23. the great escape (chinese internet addiction center edition)

probably not this cool

while i do always tout that we are living in the digital age, there is a line that can be drawn between "web enthusiast" and addiction.  a web enthusiast may be bored without his or her collection of gadgetry and digital accessories, but it's not the end of the world.  it's not going to reduce them to a slumped neanderthal that can barely function in the world.  an addict, on the other hand, is willing to stay online at all hours of the day, forsaking work, school, and personal relationships for what they find online.  sometimes it's gambling, maybe illicit online affairs, or topping all else, games.

internet addiction may sound strange, but i have seen it happen on a number of occasions.  the first time i did was when i was a sophomore in college, where a few of us on our floor shared an 11am physics class (so it's not like it was even early)  that you generally wouldn't want to skip.  one morning as i'm preparing to make the trek to the lecture hall, we noticed one of our classmates, in the same clothes he's wore for days of course, on his computer.  "you not going to physics today man?"

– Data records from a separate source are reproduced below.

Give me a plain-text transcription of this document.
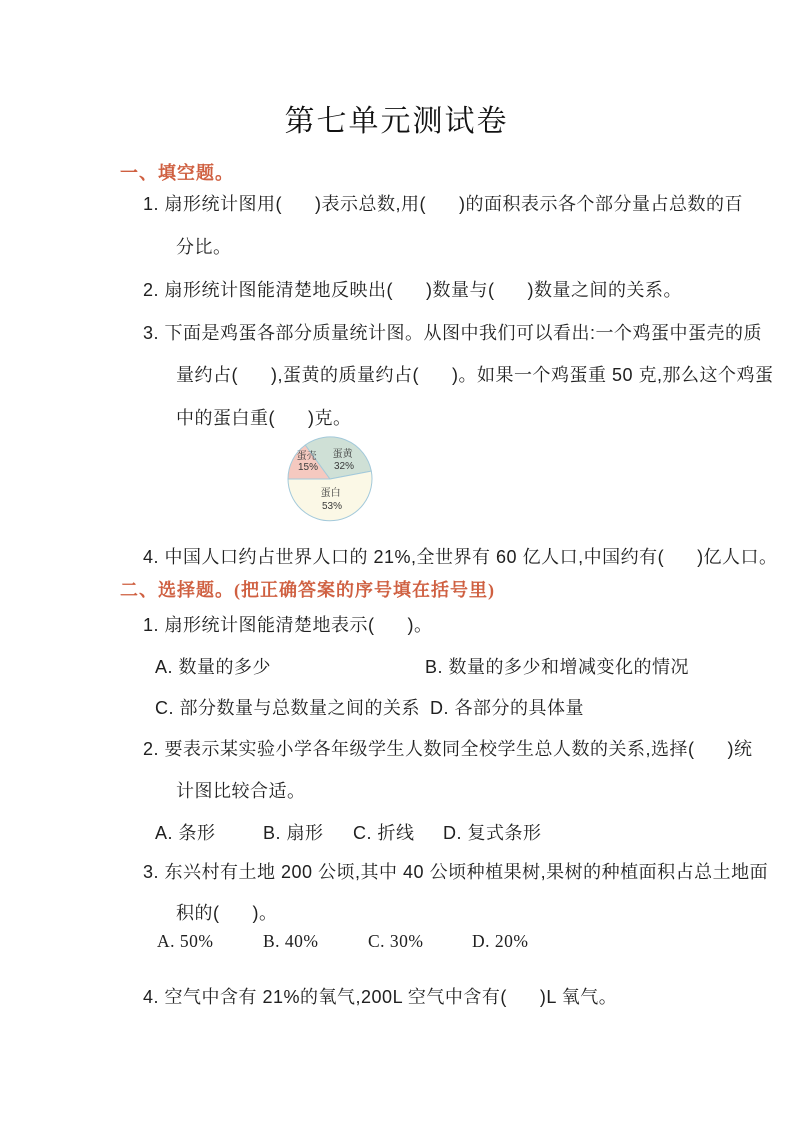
第七单元测试卷
一、填空题。
1. 扇形统计图用(      )表示总数,用(      )的面积表示各个部分量占总数的百
分比。
2. 扇形统计图能清楚地反映出(      )数量与(      )数量之间的关系。
3. 下面是鸡蛋各部分质量统计图。从图中我们可以看出:一个鸡蛋中蛋壳的质
量约占(      ),蛋黄的质量约占(      )。如果一个鸡蛋重 50 克,那么这个鸡蛋
中的蛋白重(      )克。
蛋壳 15%
蛋黄 32%
蛋白 53%
4. 中国人口约占世界人口的 21%,全世界有 60 亿人口,中国约有(      )亿人口。
二、选择题。(把正确答案的序号填在括号里)
1. 扇形统计图能清楚地表示(      )。
A. 数量的多少	B. 数量的多少和增减变化的情况
C. 部分数量与总数量之间的关系 D. 各部分的具体量
2. 要表示某实验小学各年级学生人数同全校学生总人数的关系,选择(      )统
计图比较合适。
A. 条形	B. 扇形 C. 折线 D. 复式条形
3. 东兴村有土地 200 公顷,其中 40 公顷种植果树,果树的种植面积占总土地面
积的(      )。
A. 50%	B. 40%	C. 30%	D. 20%
4. 空气中含有 21%的氧气,200L 空气中含有(      )L 氧气。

"no dude i can't.  i have a guild meeting."

i don't care how good the game is or the intensity of your god damn raid schedule - someone with a normal thought pattern would recognize that while you're talking strategy so you can get some experience points and gear upgrades, your school is draining your real life account by anywhere between $400-$600 per credit.  unfortunately for him, this became a pretty standard practice.  he pretty much fell off the face of the earth after that.

the case above isn't even an extreme one.  people can spend upwards of 15 hours online gaming or, well, doing whatever it is they do.  as i mentioned before, online affairs and gambling have become pretty popular pastimes - probably because the internet and network services as a whole, in my opinion anyway, facilitate these addictions in many cases, and almost act like an extension to an existing personal problem.  it's become so widespread that treatment centers are offering programs for internet addiction, right alongside alcohol and gambling.

this seems to be an even more crippling affliction in china, where estimates put the number of "internet addicted" citizens above the 20 million mark, by the china youth association for network development.  and to remedy the situation, their treatment facilities are run like military centers. officially treatment involves chinese calligraphy, philosophy, and a strict military regimen.  not surprisingly, there have been widespread reports of abuse in these centers from beatings to other forms of torture.  in august 2009, a 15 year old, well, inmate, for lack of a better term, was beaten to death by two guards who were sentenced to 10 years in prison last month.

so what do you expect when you take one of these facilities, 14 young men in jiangsu province, some of them addicted gamers (whose primary goal is always to down a boss), a steady stream of work-camp-like conditions, military grade physical training, and possibly abusive guards?  quiet acceptance?  adherence to disciplinary rules?  hell no.  without anyone giving you more details you know this all clearly spells shawshank style escape and revolution.

i imagine it was something like this

the crew of motley nerds found an opening, jumped their commander (yes, commander) and bound him to his bed, then made a break for it.  once outside, they hopped a couple of taxis in the hopes of making it back to taste sweet freedom and online logons.  but as all great escapes go, be it steve mcqueen on a stolen bike or chinese kids packed in a taxi like a clown car, their plan was foiled.  you see, the problem was that they were broke.  and the cab driver was less than understanding.  the cops were called to the scene, and all 14 youths were taken to the local 5-0 station.

but it doesn't look like this shook the parents' faith in the treatment centers and their methods, and thus the people's republic (not to mention the equivalent of a few grand they shelled out).  after picking them up from the police, out of the 14 renegades, all were shipped directly back to the huai'an center.